缺少数据的python中的2d卷积 [英] 2d convolution in python with missing data

问题描述

我知道有scipy.signal.convolve2d函数来处理2d numpy数组的2维卷积，并且有numpy.ma模块来处理丢失的数据，但是这两种方法似乎彼此不兼容(意味着即使您屏蔽了numpy中的2d数组，convolve2d中的过程也不会受到影响).有什么方法可以仅使用numpy和scipy包来处理卷积中的缺失值?

I know there is scipy.signal.convolve2d function to handle 2 dimension convolution for 2d numpy array, and there is numpy.ma module to handle missing data, but these two methods don't seem to compatible with each other (which means even if you mask a 2d array in numpy, the process in convolve2d won't be affected). Is there any way to handle missing values in convolution using only numpy and scipy packages?

例如:

            1 - 3 4 5
            1 2 - 4 5
   Array =  1 2 3 - 5
            - 2 3 4 5
            1 2 3 4 -

  Kernel =  1  0
            0 -1

所需的卷积结果(数组，内核，边界='wrap'):

Desired result for convolution(Array, Kernel, boundary='wrap'):

               -1  - -1 -1 4
               -1 -1  - -1 4
    Result =   -1 -1 -1  - 5
                - -1 -1  4 4
                1 -1 -1 -1 -

---

感谢Aguy的建议，这是帮助卷积后计算结果的一种非常好的方法.现在，我们可以从Array.mask中获取Array的遮罩，这将为我们提供

---

Thanks for the suggestion from Aguy, that is a really good way to help the calculation of result after convolution. Now let's say we can get the mask of Array from Array.mask, which would give us a result of

                   False True  False False False                       
                   False False True  False False
    Array.mask ==  False False False True  False
                   True  False False False False
                   False False False False True

在卷积成蒙版数组后，如何使用此蒙版将结果转换为?

How can I use this mask to convert the result after convolution into a masked array?

推荐答案

我不认为用0代替是正确的方法，您将已累计的值推向0.这些缺失实际上应被视为缺失" .因为它们代表丢失的信息，因此没有理由仅仅假设它们可以为0，并且根本不应该参与任何计算.
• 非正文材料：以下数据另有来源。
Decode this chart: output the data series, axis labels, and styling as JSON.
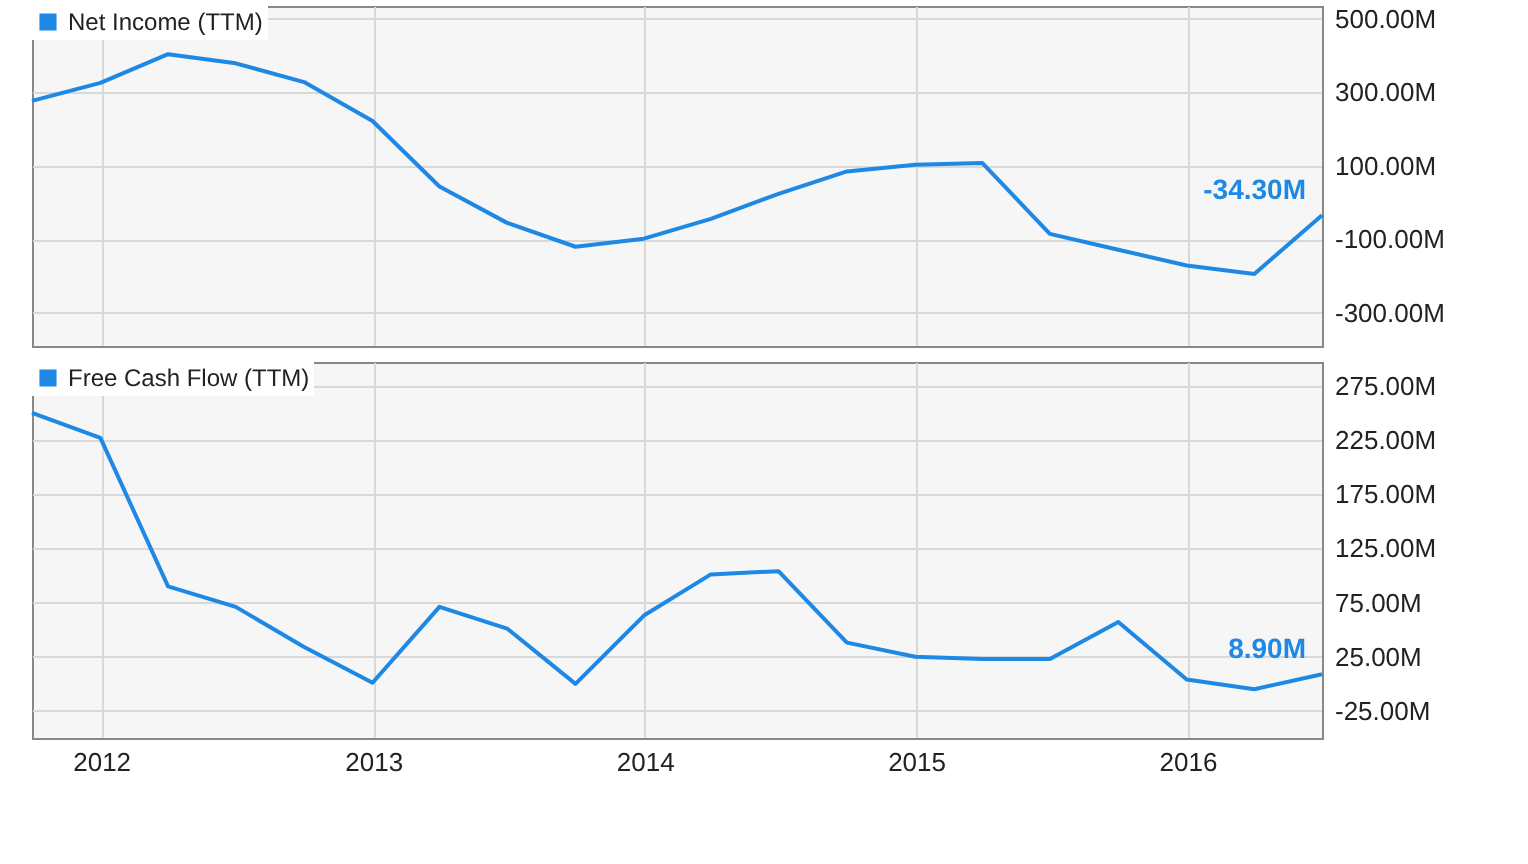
{
  "chart_data": [
    {
      "type": "line",
      "x": [
        "2011-09-30",
        "2011-12-31",
        "2012-03-31",
        "2012-06-30",
        "2012-09-30",
        "2012-12-31",
        "2013-03-31",
        "2013-06-30",
        "2013-09-30",
        "2013-12-31",
        "2014-03-31",
        "2014-06-30",
        "2014-09-30",
        "2014-12-31",
        "2015-03-31",
        "2015-06-30",
        "2015-09-30",
        "2015-12-31",
        "2016-03-31",
        "2016-06-30"
      ],
      "series": [
        {
          "name": "Net Income (TTM)",
          "color": "#1e88e5",
          "values": [
            277,
            326,
            404,
            379,
            328,
            222,
            44,
            -55,
            -120,
            -98,
            -44,
            24,
            85,
            103,
            108,
            -85,
            -128,
            -171,
            -194,
            -34.3
          ],
          "value_labels": [
            null,
            null,
            null,
            null,
            null,
            null,
            null,
            null,
            null,
            null,
            null,
            null,
            null,
            null,
            null,
            null,
            null,
            null,
            null,
            "-34.30M"
          ]
        }
      ],
      "xlim": [
        "2011-09-30",
        "2016-06-30"
      ],
      "xticks": [
        "2012",
        "2013",
        "2014",
        "2015",
        "2016"
      ],
      "ylim": [
        -390,
        535
      ],
      "yticks": [
        {
          "value": 500,
          "label": "500.00M"
        },
        {
          "value": 300,
          "label": "300.00M"
        },
        {
          "value": 100,
          "label": "100.00M"
        },
        {
          "value": -100,
          "label": "-100.00M"
        },
        {
          "value": -300,
          "label": "-300.00M"
        }
      ],
      "tick_labels": "y",
      "grid": true,
      "legend": "top left"
    },
    {
      "type": "line",
      "x": [
        "2011-09-30",
        "2011-12-31",
        "2012-03-31",
        "2012-06-30",
        "2012-09-30",
        "2012-12-31",
        "2013-03-31",
        "2013-06-30",
        "2013-09-30",
        "2013-12-31",
        "2014-03-31",
        "2014-06-30",
        "2014-09-30",
        "2014-12-31",
        "2015-03-31",
        "2015-06-30",
        "2015-09-30",
        "2015-12-31",
        "2016-03-31",
        "2016-06-30"
      ],
      "series": [
        {
          "name": "Free Cash Flow (TTM)",
          "color": "#1e88e5",
          "values": [
            250,
            227,
            90,
            71,
            34,
            1,
            71,
            51,
            0,
            63,
            101,
            104,
            38,
            25,
            23,
            23,
            57,
            4,
            -5,
            8.9
          ],
          "value_labels": [
            null,
            null,
            null,
            null,
            null,
            null,
            null,
            null,
            null,
            null,
            null,
            null,
            null,
            null,
            null,
            null,
            null,
            null,
            null,
            "8.90M"
          ]
        }
      ],
      "xlim": [
        "2011-09-30",
        "2016-06-30"
      ],
      "xticks": [
        "2012",
        "2013",
        "2014",
        "2015",
        "2016"
      ],
      "ylim": [
        -50,
        297
      ],
      "yticks": [
        {
          "value": 275,
          "label": "275.00M"
        },
        {
          "value": 225,
          "label": "225.00M"
        },
        {
          "value": 175,
          "label": "175.00M"
        },
        {
          "value": 125,
          "label": "125.00M"
        },
        {
          "value": 75,
          "label": "75.00M"
        },
        {
          "value": 25,
          "label": "25.00M"
        },
        {
          "value": -25,
          "label": "-25.00M"
        }
      ],
      "grid": true,
      "legend": "top left"
    }
  ]
}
I dont think replacing with 0s is the correct way of doing this, you are nudging the covolved values toward 0. These missings should literally be treated as "missings". Because they represent the missing pieces of information and there is no justification to just assume they could be 0s, and they shouldn't be involved in any calcuation at all.

我尝试将缺失值设置为numpy.nan，然后进行卷积，结果表明内核之间的任何重叠和任何缺失都会在结果中给出nan，即使内核中的重叠为0，所以您会在结果中看到更大的缺失洞.根据您的应用程序，这可能是理想的结果.
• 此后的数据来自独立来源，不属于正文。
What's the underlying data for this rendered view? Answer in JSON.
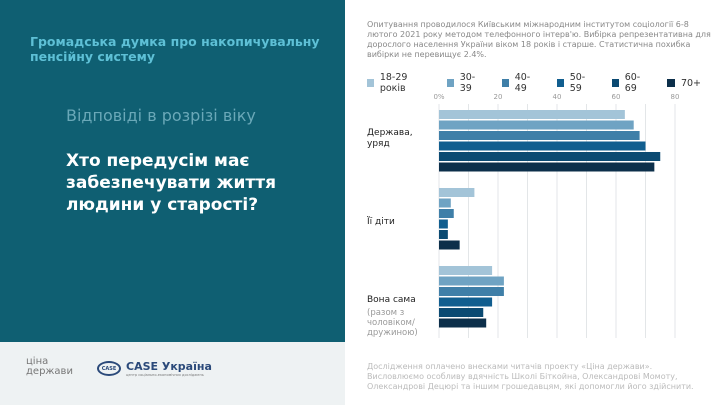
{
  "left": {
    "topic": "Громадська думка про накопичувальну пенсійну систему",
    "subtitle": "Відповіді в розрізі віку",
    "question": "Хто передусім має забезпечувати життя людини у старості?"
  },
  "footer": {
    "logo1": "ціна держави",
    "logo2": "CASE Україна",
    "logo2_oval": "CASE",
    "logo2_tagline": "центр соціально-економічних досліджень"
  },
  "note": "Опитування проводилося Київським міжнародним інститутом соціології 6-8 лютого 2021 року методом телефонного інтерв'ю. Вибірка репрезентативна для дорослого населення України віком 18 років і старше. Статистична похибка вибірки не перевищує 2.4%.",
  "credits": "Дослідження оплачено внесками читачів проекту «Ціна держави». Висловлюємо особливу вдячність Школі Біткойна, Олександрові Момоту, Олександрові Децюрі та іншим грошедавцям, які допомогли його здійснити.",
  "chart_data": {
    "type": "bar",
    "orientation": "horizontal",
    "categories": [
      "Держава, уряд",
      "Її діти",
      "Вона сама"
    ],
    "category_notes": [
      "",
      "",
      "(разом з чоловіком/ дружиною)"
    ],
    "series": [
      {
        "name": "18-29 років",
        "color": "#a3c4d8",
        "values": [
          63,
          12,
          18
        ]
      },
      {
        "name": "30-39",
        "color": "#6fa3c3",
        "values": [
          66,
          4,
          22
        ]
      },
      {
        "name": "40-49",
        "color": "#3f7fa8",
        "values": [
          68,
          5,
          22
        ]
      },
      {
        "name": "50-59",
        "color": "#115e8f",
        "values": [
          70,
          3,
          18
        ]
      },
      {
        "name": "60-69",
        "color": "#0b4a72",
        "values": [
          75,
          3,
          15
        ]
      },
      {
        "name": "70+",
        "color": "#0c2f4a",
        "values": [
          73,
          7,
          16
        ]
      }
    ],
    "xticks": [
      "0%",
      "20",
      "40",
      "60",
      "80"
    ],
    "xlim": [
      0,
      80
    ],
    "grid": true,
    "legend": "top"
  }
}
I tried setting missing values to numpy.nan and then convolve, the result suggest that any overlap between the kernel and any missing gives an nan in the result, even if the overlap is with an 0 in the kernel, so you get an enlarged hole of missings in the result. Depending on your application, this could be the desired result.

但是在某些情况下，您不想只为1个缺失就丢弃这么多信息(也许< = 50％的缺失仍然可以容忍).在这种情况下，我发现了另一个具有更好实现的模块 astropy :numpy.nan被忽略(或替换为内插值?).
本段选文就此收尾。